Ukrayna Devlet Başkanı Volodimir Zelenski bile benzer bir ifadeyi kullanarak “Ruslar savaş mı istiyor? Bu soruyu gerçekten cevaplamak isterdim, ancak bu size bağlı, Rusya Federasyonu vatandaşlarına.” dedi ve geniş çapta övgüyle karşılanan bir konuşmada bizi işgali protesto etmeye çağırdı.
Gerçek şu ki Rusların ezici çoğunluğu bu savaşı istemiyor. Hiçbir şekilde savaş istemiyoruz. Kolektif Güvenlik Antlaşması Örgütü (CSTO) güçleri bu kış Kazakistan’a girdiğinde nefesimizi tuttuk. Putin her şeye rağmen 2020 huzursuzluğu sırasında Beyaz Rusya’ya asker göndermediğinde rahat bir nefes aldık.

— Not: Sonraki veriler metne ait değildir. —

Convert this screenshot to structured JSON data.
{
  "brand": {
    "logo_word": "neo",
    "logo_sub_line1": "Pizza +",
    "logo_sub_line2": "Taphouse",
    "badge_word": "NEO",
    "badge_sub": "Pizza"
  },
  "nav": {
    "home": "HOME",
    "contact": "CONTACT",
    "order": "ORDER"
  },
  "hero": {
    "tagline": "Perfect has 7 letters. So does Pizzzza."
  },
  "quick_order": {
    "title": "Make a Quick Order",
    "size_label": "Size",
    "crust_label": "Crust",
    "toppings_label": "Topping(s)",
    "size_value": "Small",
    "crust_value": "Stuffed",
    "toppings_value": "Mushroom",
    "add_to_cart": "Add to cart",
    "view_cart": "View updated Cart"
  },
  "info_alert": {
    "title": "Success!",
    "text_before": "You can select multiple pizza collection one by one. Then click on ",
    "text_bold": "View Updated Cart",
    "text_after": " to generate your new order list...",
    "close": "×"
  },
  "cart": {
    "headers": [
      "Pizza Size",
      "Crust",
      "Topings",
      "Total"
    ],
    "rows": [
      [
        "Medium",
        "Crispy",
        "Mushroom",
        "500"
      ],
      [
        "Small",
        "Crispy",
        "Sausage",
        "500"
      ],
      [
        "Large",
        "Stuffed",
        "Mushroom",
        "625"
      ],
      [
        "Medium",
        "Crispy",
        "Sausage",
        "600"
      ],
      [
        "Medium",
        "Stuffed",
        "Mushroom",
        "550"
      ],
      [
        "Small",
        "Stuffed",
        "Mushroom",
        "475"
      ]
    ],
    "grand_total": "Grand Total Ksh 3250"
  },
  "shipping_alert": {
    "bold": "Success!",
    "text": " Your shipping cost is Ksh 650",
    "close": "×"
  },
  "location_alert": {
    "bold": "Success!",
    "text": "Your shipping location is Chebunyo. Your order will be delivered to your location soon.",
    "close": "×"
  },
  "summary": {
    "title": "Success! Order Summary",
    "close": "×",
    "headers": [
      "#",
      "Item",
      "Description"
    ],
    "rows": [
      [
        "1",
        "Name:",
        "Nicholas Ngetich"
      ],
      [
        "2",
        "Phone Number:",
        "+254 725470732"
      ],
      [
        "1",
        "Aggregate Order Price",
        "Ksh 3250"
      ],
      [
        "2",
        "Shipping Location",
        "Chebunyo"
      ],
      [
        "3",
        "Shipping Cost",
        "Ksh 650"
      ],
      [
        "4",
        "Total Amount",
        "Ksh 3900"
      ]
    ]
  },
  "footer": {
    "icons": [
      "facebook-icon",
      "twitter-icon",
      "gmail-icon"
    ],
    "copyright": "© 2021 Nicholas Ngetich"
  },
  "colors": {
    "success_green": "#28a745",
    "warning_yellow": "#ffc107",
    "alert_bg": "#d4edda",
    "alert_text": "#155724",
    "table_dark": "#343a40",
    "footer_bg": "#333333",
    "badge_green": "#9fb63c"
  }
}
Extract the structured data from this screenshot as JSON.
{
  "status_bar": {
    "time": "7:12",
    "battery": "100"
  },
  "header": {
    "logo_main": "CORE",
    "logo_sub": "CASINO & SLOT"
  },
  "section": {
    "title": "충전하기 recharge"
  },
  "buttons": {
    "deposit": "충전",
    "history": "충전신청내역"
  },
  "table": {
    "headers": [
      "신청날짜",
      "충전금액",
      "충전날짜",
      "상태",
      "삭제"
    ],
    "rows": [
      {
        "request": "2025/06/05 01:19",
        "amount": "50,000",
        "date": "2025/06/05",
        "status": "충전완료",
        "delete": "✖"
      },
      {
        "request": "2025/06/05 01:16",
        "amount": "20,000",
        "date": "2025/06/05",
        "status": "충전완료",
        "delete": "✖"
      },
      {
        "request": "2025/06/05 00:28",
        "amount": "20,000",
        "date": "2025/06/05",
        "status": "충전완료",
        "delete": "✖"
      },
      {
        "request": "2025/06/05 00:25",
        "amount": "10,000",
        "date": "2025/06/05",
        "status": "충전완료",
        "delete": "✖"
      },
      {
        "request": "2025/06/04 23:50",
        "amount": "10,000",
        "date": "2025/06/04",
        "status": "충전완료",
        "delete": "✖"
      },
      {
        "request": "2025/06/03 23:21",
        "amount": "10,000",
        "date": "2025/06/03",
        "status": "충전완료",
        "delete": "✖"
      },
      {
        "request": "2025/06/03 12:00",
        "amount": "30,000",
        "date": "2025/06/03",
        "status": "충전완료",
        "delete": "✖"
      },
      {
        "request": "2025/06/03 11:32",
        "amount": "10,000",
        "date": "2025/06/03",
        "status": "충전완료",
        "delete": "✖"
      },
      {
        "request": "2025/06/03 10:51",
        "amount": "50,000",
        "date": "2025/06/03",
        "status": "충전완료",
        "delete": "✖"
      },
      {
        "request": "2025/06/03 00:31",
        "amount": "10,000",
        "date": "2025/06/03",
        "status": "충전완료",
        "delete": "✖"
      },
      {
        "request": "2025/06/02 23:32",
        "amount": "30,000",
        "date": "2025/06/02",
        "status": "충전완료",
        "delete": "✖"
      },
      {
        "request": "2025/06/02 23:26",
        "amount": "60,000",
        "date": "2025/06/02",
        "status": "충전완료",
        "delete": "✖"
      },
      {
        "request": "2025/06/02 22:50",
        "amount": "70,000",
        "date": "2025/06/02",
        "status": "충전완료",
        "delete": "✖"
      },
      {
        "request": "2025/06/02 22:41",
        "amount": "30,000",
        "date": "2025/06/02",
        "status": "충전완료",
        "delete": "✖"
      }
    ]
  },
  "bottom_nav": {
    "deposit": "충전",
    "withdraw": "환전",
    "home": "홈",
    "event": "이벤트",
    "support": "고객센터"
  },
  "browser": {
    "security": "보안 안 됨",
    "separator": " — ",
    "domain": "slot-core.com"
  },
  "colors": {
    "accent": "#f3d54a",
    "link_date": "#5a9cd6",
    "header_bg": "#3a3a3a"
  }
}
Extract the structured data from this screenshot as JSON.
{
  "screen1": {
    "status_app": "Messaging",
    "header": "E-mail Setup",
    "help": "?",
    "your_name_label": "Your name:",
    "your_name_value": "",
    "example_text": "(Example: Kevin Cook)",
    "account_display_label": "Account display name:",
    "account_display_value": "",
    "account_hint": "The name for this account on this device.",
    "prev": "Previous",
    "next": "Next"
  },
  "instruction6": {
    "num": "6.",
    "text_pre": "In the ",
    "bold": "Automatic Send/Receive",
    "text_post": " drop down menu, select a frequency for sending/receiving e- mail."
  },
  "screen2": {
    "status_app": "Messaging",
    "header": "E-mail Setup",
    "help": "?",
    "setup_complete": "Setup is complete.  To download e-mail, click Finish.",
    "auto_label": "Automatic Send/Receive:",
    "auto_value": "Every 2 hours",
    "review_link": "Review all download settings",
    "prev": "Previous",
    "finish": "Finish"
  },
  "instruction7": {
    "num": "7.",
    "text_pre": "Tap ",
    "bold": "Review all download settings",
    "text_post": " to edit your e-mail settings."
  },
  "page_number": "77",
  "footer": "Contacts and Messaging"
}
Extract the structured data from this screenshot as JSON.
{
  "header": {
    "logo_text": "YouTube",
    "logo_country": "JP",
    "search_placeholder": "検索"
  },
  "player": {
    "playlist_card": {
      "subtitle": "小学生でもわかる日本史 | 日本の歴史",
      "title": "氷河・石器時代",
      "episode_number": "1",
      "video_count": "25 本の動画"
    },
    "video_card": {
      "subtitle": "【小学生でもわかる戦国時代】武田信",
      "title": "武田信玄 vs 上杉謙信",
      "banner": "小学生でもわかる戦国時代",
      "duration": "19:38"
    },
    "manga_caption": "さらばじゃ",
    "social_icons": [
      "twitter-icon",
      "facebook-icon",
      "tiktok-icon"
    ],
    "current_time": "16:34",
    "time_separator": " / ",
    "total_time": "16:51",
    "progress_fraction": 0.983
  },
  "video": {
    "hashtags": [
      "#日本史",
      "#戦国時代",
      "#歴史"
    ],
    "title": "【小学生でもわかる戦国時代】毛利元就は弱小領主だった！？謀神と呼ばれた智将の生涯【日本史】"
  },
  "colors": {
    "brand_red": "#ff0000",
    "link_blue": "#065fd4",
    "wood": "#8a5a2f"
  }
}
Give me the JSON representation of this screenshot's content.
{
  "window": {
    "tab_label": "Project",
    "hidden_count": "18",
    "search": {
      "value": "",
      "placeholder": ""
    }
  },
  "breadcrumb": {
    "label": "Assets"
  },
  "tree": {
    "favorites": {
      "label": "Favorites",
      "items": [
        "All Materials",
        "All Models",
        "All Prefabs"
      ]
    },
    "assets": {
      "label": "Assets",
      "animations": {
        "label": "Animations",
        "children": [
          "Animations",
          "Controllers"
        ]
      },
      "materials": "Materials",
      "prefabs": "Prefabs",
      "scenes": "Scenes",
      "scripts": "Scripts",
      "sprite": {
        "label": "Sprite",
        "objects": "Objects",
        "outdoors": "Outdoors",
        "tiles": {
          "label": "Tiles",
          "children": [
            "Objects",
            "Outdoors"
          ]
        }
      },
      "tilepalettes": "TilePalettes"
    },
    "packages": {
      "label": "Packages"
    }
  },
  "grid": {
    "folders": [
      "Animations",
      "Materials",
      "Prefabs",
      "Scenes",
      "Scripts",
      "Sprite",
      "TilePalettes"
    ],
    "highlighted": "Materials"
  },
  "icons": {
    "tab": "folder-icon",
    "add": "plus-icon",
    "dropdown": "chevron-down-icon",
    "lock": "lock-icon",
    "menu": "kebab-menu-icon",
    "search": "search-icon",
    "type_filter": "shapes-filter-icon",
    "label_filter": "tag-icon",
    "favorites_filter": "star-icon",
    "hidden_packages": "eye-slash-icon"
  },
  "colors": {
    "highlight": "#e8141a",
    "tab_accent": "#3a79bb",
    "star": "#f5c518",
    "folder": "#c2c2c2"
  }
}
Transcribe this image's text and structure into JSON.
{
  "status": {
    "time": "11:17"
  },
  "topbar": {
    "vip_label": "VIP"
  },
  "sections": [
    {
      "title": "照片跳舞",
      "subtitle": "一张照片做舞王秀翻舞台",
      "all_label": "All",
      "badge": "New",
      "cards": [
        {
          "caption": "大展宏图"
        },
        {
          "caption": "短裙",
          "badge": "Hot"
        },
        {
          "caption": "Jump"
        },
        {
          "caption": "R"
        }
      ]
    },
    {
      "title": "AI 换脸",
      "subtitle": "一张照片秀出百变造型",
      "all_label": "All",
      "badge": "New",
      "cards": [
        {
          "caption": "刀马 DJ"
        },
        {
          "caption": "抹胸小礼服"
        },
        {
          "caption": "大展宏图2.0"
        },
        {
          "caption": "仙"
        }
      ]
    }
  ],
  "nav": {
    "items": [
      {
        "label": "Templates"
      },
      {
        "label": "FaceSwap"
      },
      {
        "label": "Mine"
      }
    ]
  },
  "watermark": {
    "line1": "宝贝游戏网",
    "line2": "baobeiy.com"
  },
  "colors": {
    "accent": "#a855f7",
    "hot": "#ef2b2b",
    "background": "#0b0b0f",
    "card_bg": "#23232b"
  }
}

Ve belki de birçokları için şaşırtıcı bir şekilde Ruslar, Zelenski’nin protesto çağrısına kulak verdiler. İnsanlar, Putin ve rejimine Rus halkının bu savaşı istemediğini söylemek için Moskova, Saint Petersburg ve 40’tan fazla diğer Rus şehirlerinde sokaklara döküldü. Keyfî gözaltı, polis şiddeti veya daha kötüsüyle karşı karşıya kalabileceğimizi çok iyi bilmemize rağmen bunu yaptık. Ve 24 saat içinde 1800’den fazla protestocu tutuklandı. Bazıları para cezası ödedikten sonra yakında serbest bırakılacak. Diğerleri en az birkaç haftayı parmaklıklar ardında geçirecek. Ama biz bu riskleri bilerek sokağa çıktık. Bu rejimin bizi temsil etmediğini dünyaya göstermek istedik.
Ukraynalıların bugün nasıl hissettiklerini hayal edemiyorum. Çünkü siren sesleriyle uyanmanın, metro istasyonlarında saklanmanın, dairenize bir merminin düşeceğinden korkmanın nasıl bir his olduğunu bilmiyorum. Ama öfkelerini, iğrenmelerini ve nefretlerini paylaşıyorum. Ve benim gibi birçok Rus’un da aynı şeyi hissettiğini biliyorum.
Barışçıl bir duruma saldırmak alçakçadır; hiçbir tarih dersi bunu haklı çıkaramaz. Kardeş milletlerimizin karşı karşıya gelmesi beni hasta ediyor. Parlak ve harika insanlarla dolu güzel ülkemin, hükümetin affedilmez eylemleri tarafından sonsuza kadar lekelenmesinden nefret ediyorum.
Bugün biz, bu savaşı istemeyen Ruslar, Ukraynalı kardeşlerimizle dayanışma içindeyiz. Ve dünyanın hükümetimize olan öfkesini anlıyoruz. Ama biz sadece, insanlar haklı olarak Rus hükümetine kızarken, öfkelerini bize de yöneltmemelerini diliyoruz. Biz de bu savaştan mustaribiz; bizler de giderek sertleşen bu totaliter rejimin kurbanlarıyız.
Ama yine de utancı üzerimden atamıyorum. Yani ne olursa olsun, uzun zamandır aklımda olan bu sorunun cevabını sonunda biliyorum. Üzgünüm. Rus olduğum için üzgünüm.